Now, in order to implement the identification procedure, one has to put the problem as a Wiener problem and identify the input sequence u and the desired one d. Actually, here one should simply observe that we look for a filter, which excited by the same x(n) should yield an output z(n) as similar as y0(n) as possible. So, what would you take for u and d?
One thus take u=x
, and d=y
(the wanted sequence is y0(n), which shall be substituted by y(n) -- since y0 is unknown).
We now have to implement the estimation of correlations and then compute the solution to the normal equation. We note q+1 the size of the filter (then of the correlation vector and matrix). The inverse of a matrix can be obtained using the function
inv
in the modulenp.linalg
. The matrix mutiplication can be done using the.dot()

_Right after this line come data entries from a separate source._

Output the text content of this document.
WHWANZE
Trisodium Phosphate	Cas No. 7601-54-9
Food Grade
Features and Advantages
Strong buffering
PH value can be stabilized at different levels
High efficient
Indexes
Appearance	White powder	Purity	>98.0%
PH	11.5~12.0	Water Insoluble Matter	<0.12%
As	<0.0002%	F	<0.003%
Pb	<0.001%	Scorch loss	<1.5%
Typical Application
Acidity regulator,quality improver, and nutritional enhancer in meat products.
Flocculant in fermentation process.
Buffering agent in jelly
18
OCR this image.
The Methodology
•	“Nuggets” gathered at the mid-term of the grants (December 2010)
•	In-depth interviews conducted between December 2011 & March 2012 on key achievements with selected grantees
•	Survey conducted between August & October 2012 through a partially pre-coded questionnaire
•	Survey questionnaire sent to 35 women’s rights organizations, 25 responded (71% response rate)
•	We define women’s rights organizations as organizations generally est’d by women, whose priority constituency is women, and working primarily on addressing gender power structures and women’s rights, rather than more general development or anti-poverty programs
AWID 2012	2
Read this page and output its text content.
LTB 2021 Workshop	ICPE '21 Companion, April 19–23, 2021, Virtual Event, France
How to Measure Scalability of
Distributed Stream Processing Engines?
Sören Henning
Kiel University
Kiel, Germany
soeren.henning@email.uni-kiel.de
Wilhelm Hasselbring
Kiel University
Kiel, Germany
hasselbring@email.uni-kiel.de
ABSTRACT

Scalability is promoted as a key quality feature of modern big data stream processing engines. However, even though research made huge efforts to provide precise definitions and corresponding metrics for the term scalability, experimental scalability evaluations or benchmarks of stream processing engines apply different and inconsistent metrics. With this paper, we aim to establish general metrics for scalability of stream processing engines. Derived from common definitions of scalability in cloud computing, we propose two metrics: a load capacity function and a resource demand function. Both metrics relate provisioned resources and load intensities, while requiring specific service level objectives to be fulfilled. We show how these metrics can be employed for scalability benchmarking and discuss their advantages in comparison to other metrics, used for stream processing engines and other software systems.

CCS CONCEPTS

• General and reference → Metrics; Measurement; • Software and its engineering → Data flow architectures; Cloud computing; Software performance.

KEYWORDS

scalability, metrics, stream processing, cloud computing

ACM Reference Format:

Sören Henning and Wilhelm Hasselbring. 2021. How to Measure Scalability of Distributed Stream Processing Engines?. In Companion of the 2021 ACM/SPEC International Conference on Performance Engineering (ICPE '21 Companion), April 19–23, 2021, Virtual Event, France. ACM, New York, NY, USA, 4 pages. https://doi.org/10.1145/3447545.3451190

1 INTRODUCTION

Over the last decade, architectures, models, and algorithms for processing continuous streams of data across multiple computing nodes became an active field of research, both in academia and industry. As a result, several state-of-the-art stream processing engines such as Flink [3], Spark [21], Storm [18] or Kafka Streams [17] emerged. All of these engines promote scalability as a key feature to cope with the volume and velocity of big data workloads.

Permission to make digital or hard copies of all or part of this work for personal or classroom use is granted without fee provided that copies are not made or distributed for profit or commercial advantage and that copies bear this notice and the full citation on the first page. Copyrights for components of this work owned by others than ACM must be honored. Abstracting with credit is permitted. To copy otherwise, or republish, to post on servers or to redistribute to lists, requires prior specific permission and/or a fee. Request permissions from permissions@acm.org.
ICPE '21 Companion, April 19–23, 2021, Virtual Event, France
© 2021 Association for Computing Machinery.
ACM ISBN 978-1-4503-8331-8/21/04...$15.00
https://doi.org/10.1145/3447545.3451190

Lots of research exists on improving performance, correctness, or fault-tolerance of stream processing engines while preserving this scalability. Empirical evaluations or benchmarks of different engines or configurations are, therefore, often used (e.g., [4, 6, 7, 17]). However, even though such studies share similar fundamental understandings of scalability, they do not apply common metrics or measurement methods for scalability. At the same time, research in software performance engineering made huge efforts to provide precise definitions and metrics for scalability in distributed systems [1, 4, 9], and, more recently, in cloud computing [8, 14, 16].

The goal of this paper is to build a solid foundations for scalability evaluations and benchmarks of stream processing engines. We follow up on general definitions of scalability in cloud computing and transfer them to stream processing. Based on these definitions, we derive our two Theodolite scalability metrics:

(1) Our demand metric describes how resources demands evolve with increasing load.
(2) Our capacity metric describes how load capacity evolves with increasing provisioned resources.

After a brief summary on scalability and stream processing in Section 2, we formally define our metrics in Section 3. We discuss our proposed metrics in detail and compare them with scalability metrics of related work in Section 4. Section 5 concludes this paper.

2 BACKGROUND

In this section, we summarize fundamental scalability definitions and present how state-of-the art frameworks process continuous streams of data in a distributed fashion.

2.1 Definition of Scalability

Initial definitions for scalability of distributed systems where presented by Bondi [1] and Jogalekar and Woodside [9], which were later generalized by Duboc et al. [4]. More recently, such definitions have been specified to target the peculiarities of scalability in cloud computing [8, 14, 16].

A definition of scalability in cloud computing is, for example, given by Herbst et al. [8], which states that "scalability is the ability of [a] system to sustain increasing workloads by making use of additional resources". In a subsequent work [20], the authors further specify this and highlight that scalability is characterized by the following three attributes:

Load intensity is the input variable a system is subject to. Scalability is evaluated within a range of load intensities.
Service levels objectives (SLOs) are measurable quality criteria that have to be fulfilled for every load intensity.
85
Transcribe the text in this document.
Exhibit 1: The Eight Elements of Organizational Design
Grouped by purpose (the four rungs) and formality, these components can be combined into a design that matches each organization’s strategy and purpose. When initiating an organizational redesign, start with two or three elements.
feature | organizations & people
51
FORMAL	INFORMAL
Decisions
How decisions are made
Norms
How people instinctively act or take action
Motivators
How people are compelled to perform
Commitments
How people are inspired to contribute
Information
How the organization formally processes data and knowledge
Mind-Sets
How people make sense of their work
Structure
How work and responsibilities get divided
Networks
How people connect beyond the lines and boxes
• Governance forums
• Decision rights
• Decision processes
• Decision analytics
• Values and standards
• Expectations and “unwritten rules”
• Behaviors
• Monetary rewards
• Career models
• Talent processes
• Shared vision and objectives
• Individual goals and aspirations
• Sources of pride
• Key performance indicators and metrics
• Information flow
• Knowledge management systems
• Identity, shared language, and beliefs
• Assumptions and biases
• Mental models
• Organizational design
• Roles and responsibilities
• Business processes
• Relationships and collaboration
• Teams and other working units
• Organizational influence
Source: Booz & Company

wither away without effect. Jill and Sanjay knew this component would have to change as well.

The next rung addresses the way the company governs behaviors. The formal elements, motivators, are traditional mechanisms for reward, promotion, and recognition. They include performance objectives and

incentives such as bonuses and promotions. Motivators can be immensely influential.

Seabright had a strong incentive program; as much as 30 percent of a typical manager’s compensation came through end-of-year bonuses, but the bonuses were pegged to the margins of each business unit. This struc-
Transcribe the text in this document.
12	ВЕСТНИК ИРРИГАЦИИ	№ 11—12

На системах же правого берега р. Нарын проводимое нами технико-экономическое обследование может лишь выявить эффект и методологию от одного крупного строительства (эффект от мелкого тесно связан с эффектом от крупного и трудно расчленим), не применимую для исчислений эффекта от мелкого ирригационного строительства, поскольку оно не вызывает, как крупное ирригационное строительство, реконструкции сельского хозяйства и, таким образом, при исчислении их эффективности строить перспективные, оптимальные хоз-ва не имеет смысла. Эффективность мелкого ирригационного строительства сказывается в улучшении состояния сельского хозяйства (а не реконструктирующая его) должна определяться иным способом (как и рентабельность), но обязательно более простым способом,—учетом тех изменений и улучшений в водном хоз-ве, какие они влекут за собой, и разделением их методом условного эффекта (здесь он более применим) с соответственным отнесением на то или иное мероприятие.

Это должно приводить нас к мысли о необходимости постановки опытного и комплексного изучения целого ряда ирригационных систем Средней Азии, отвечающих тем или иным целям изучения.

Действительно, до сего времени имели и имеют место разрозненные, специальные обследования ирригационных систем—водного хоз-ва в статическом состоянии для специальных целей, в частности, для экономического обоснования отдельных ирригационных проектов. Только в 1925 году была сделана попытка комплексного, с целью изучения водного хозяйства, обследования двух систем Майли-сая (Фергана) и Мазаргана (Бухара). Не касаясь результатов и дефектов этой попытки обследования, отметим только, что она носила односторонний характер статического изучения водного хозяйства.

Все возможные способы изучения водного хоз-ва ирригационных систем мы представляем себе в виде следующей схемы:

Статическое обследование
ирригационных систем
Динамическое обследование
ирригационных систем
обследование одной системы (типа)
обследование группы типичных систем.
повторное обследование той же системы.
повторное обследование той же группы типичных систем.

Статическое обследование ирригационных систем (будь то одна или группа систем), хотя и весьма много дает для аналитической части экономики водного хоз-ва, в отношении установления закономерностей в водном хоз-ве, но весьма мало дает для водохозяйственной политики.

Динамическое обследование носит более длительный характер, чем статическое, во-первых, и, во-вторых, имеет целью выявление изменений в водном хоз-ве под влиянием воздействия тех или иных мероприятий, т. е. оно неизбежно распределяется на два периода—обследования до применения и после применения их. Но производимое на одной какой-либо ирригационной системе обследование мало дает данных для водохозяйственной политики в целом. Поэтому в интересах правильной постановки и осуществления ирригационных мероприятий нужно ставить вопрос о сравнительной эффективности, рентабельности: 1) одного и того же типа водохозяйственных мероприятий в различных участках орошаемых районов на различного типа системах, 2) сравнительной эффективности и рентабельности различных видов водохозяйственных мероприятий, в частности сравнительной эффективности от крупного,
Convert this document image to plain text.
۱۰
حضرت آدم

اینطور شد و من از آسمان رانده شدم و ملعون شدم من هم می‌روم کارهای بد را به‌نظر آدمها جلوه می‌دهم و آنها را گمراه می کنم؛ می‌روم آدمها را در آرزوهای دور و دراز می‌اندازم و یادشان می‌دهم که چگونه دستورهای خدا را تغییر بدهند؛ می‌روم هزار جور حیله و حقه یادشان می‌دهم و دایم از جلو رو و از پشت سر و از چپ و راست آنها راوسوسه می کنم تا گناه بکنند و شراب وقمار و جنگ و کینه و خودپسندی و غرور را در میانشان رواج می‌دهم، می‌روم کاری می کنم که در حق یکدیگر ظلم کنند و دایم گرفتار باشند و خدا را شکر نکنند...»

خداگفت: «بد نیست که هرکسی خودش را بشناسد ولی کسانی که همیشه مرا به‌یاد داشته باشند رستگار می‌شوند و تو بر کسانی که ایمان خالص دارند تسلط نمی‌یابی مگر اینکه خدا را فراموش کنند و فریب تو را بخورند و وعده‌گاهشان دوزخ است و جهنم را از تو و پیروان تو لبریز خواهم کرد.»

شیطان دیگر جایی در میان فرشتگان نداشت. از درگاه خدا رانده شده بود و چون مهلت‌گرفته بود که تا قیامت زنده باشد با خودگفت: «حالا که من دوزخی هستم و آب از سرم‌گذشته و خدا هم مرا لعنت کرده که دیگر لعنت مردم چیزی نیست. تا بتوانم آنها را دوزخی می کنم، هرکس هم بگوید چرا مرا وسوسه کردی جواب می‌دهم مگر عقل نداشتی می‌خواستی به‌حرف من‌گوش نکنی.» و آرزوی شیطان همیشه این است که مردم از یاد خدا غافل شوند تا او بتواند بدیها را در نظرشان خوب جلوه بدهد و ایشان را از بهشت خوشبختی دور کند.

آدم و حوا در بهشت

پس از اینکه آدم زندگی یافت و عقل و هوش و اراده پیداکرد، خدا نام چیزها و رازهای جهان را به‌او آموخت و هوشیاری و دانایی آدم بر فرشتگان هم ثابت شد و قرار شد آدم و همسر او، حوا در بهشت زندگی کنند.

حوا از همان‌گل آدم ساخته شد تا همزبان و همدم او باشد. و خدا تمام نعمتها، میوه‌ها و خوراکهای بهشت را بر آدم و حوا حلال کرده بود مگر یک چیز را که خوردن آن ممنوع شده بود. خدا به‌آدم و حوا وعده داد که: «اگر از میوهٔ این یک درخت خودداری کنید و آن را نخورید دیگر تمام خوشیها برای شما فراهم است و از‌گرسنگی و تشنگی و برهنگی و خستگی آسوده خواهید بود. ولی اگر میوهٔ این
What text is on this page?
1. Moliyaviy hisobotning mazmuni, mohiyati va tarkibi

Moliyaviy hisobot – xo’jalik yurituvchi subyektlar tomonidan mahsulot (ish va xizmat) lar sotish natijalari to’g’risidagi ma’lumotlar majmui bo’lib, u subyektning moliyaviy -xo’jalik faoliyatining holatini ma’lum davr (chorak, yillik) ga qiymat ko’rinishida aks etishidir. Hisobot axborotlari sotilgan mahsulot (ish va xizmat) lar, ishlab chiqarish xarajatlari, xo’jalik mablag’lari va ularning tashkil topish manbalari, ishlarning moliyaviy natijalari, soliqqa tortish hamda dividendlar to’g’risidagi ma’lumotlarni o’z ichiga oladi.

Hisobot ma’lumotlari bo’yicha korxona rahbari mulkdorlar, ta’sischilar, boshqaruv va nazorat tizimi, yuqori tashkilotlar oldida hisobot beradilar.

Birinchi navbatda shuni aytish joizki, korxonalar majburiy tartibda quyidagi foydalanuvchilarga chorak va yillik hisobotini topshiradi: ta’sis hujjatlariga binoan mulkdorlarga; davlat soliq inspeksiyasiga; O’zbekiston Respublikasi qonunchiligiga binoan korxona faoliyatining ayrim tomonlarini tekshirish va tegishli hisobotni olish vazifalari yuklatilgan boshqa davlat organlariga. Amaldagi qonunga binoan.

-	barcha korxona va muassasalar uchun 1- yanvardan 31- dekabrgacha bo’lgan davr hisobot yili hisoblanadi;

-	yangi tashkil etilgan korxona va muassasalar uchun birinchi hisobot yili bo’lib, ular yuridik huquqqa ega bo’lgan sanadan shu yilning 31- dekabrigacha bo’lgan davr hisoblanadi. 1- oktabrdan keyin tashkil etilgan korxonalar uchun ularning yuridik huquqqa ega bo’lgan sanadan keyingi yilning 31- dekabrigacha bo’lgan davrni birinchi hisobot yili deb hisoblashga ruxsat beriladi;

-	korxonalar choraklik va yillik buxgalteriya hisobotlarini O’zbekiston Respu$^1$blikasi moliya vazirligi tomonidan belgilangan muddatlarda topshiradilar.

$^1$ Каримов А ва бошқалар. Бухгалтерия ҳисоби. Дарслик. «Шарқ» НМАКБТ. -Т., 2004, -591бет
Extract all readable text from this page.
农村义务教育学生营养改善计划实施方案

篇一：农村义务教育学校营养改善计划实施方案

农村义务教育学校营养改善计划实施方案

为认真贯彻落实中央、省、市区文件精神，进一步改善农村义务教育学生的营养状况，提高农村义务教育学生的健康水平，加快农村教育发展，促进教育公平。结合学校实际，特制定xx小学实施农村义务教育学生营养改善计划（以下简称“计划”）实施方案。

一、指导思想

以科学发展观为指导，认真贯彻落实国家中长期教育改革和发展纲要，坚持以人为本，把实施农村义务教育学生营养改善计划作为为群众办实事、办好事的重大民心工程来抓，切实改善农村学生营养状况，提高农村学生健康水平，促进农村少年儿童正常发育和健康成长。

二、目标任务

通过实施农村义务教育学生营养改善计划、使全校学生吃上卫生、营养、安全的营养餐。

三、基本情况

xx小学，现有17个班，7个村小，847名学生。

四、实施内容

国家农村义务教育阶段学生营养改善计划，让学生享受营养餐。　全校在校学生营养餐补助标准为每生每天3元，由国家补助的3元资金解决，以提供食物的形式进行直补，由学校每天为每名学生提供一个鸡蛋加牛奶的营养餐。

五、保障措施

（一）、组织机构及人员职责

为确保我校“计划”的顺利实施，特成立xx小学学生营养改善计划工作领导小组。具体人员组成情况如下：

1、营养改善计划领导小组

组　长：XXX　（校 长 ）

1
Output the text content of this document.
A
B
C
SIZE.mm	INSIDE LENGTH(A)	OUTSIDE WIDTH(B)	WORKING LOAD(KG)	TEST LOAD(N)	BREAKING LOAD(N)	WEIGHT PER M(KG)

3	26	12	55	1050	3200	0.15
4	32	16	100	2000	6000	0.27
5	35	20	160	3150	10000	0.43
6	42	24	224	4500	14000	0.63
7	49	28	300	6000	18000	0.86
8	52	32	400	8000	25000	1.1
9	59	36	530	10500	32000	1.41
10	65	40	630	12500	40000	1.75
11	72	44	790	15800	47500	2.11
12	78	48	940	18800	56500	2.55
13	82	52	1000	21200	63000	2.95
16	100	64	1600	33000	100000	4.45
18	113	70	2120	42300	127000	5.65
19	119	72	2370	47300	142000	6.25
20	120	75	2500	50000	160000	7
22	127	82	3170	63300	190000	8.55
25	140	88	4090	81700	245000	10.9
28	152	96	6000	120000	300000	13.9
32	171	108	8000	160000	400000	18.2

method. Finally, you may evaluate the performance by displaying the identified coefficients and by computing the MMSE according to (16).
# DO IT YOURSELF!
from correlation import xcorr
from scipy.linalg import toeplitz
from numpy.linalg import inv
q=5
z=np.zeros(q+1)
u=z #update this
d=z #update this
c=z #update this #correlation vector
Ruu=np.outer(z,z) #update this
Rdu=z #update this
w=z #update this
print("Estimated filter", w)
print("True filter", htest)
# Minimum error
sigma2d=mean(d**2)
mmse=sigma2d-w.dot(Rdu)
print("MMSE: ",mmse)
from correlation import xcorr
from scipy.linalg import toeplitz
from numpy.linalg import inv
q=5
u=x
d=y
c=xcorr(u,u,maxlags=q)[0][q::] #correlation vector
Ruu=toeplitz(c)
Rdu=xcorr(d,u,maxlags=q)[0][q::]
w=inv(Ruu).dot(Rdu)
print("Estimated filter", w)
print("True filter", htest)
# Minimum error
sigma2d=mean(d**2)
mmse=sigma2d-w.dot(Rdu)
print("MMSE: ",mmse)
Finally, it is interesting to transform the lines above in order to plot the MMSE error as a function of q.
from correlation import xcorr
from scipy.linalg import toeplitz
from numpy.linalg import inv
u=x
d=y
qmax=18 # max value for q
mmse=np.zeros(qmax) # initialize the vector of errors
for q in range(0,qmax):
c=xcorr(u,u,maxlags=q)[0][q::] #correlation vector
Ruu=toeplitz(c)
Rdu=xcorr(d,u,maxlags=q)[0][q::]
w=inv(Ruu).dot(Rdu)
# Minimum error
sigma2d=mean(d**2)
mmse[q]=sigma2d-w.dot(Rdu)
print("MMSE: ", mmse)
plt.plot(range(0,qmax),mmse)
plt.xlabel("Order of the filter")
plt.ylabel("MMSE")
plt.title("MMSE as a function of the length of the identification filter")
figcaption("MMSE as a function of the length of the identification filter")
The evolution of the MMSE with respect to q shows that the MMSE is important while the length of the identification filter is underestimated. The MMSE falls to a "floor" when the length is equal to or higher than the true value. This offers an easy way to detect an "optimal" order for the identification.